В самолете у Раймонды от страха дрожали руки. Экскурсовод подумала, что старушка разволновалась из-за того, что едет туда, где пережила холокост, взяла ее руки в свои и стала успокаивать. Это ей немного помогло. Принесенное стюардессой виски тоже помогло, и через пятнадцать минут Раймонда уже смогла посмотреть в окно и – впервые в жизни – увидеть облака сверху. Они выглядели так же, как снизу, но вместе с тем иначе.
Когда они прилетели в Польшу, страх вернулся. Израильские пограничники проверяют паспорта спустя рукава, но с европейцами шутки плохи. Кто знает, что они с ней сделают, когда поймут, что она не Ривка? Но они не поняли. Пограничник с кислой физиономией поставил Раймонде штамп, а она сказала ему: «Thank you» и про себя добавила: «Чтоб вы все сдохли!»
32
Тем временем в приморском городе Лави учился наслаждаться ожиданием. Поначалу оно кажется неприятным на вкус, кисло-горьким, но когда к нему привыкаешь, то пьешь его – и не можешь напиться.
Лави почти совсем забросил компьютерные игры. Главным его хобби теперь стала тоска по Нофар, и в его воображении девушка все хорошела и хорошела. Каждый день она становилась на сантиметр выше, бюст ее становился все пышнее, улыбка – все лучезарнее, а глаза – все голубее. Лави снова и снова перебирал в памяти их свидания во внутреннем дворе, и каждый раз эти свидания представлялись ему все более и более потрясающими, веселыми, волнующими и страстными.
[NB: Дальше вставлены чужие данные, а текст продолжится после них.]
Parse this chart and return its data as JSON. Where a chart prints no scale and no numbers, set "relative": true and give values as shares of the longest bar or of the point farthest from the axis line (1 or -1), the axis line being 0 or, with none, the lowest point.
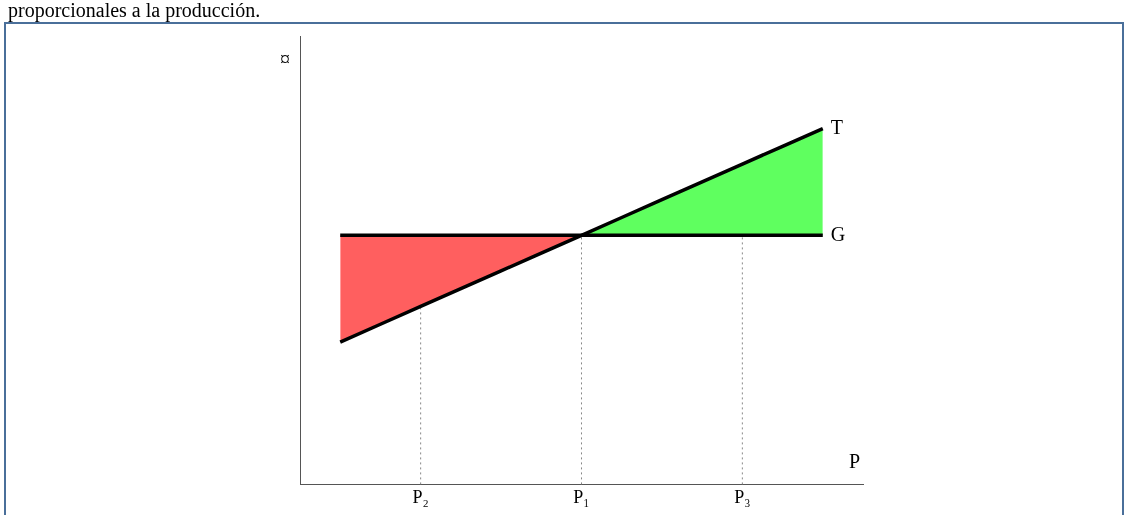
{
  "chart_data": {
    "type": "line",
    "relative": true,
    "xlabel": "P",
    "ylabel": "¤",
    "annotations": [
      "proporcionales a la producción."
    ],
    "categories": [
      null,
      null,
      null,
      "P₂",
      null,
      null,
      null,
      "P₁",
      null,
      null,
      null,
      "P₃",
      null,
      null,
      null
    ],
    "ref_lines": [
      {
        "axis": "x",
        "value": "P₂",
        "label": null,
        "line_style": "dotted",
        "color": "#888888"
      },
      {
        "axis": "x",
        "value": "P₁",
        "label": null,
        "line_style": "dotted",
        "color": "#888888"
      },
      {
        "axis": "x",
        "value": "P₃",
        "label": null,
        "line_style": "dotted",
        "color": "#888888"
      }
    ],
    "grid": false,
    "legend": false,
    "marker": "none",
    "line_style": "solid",
    "series": [
      {
        "type": "area",
        "color": "#ff5f5f",
        "values": [
          null,
          0.7,
          0.7,
          0.7,
          0.7,
          0.7,
          0.7,
          0.7,
          null,
          null,
          null,
          null,
          null,
          null,
          null
        ]
      },
      {
        "type": "area",
        "color": "#5fff5f",
        "values": [
          null,
          null,
          null,
          null,
          null,
          null,
          null,
          0.7,
          0.75,
          0.8,
          0.85,
          0.9,
          0.95,
          1,
          null
        ]
      },
      {
        "name": "T",
        "color": "#000000",
        "values": [
          null,
          0.4,
          0.45,
          0.5,
          0.55,
          0.6,
          0.65,
          0.7,
          0.75,
          0.8,
          0.85,
          0.9,
          0.95,
          1,
          null
        ]
      },
      {
        "name": "G",
        "color": "#000000",
        "values": [
          null,
          0.7,
          0.7,
          0.7,
          0.7,
          0.7,
          0.7,
          0.7,
          0.7,
          0.7,
          0.7,
          0.7,
          0.7,
          0.7,
          null
        ]
      }
    ]
  }
}
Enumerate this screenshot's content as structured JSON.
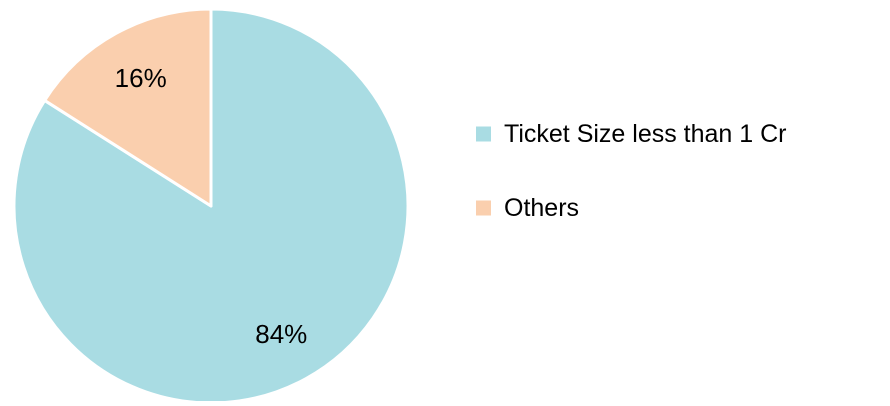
{
  "chart_data": {
    "type": "pie",
    "categories": [
      "Ticket Size less than 1 Cr",
      "Others"
    ],
    "values": [
      84,
      16
    ],
    "data_labels": [
      "84%",
      "16%"
    ],
    "colors": [
      "#A9DCE3",
      "#FACFAE"
    ],
    "slice_border_color": "#FFFFFF",
    "start_angle_deg": 0,
    "direction": "clockwise",
    "legend": {
      "position": "right",
      "entries": [
        "Ticket Size less than 1 Cr",
        "Others"
      ]
    }
  }
}
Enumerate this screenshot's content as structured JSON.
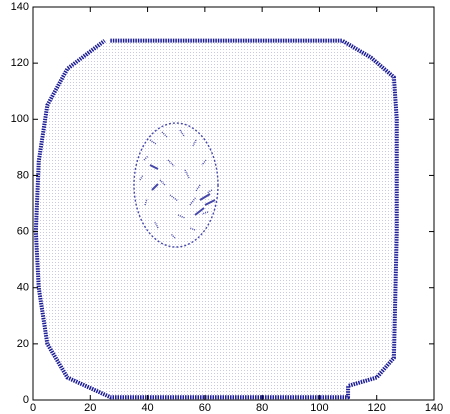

Их реальные свидания были и в самом деле очень милыми, но с теми, которые Лави навоображал (а уж тем более со свиданиями, которые он представлял, когда Нофар вернется), не выдерживали никакого сравнения. Лави понимал, что, когда Нофар прилетит из Польши, все эти фантазии придется выкинуть из головы. Ведь получалось, что он невольно изменяет своей девушке с каким-то фантастическим созданием. Но пока что, если верить компьютеру, Нофар находилась от Лави на расстоянии двух тысяч пятисот сорока километров.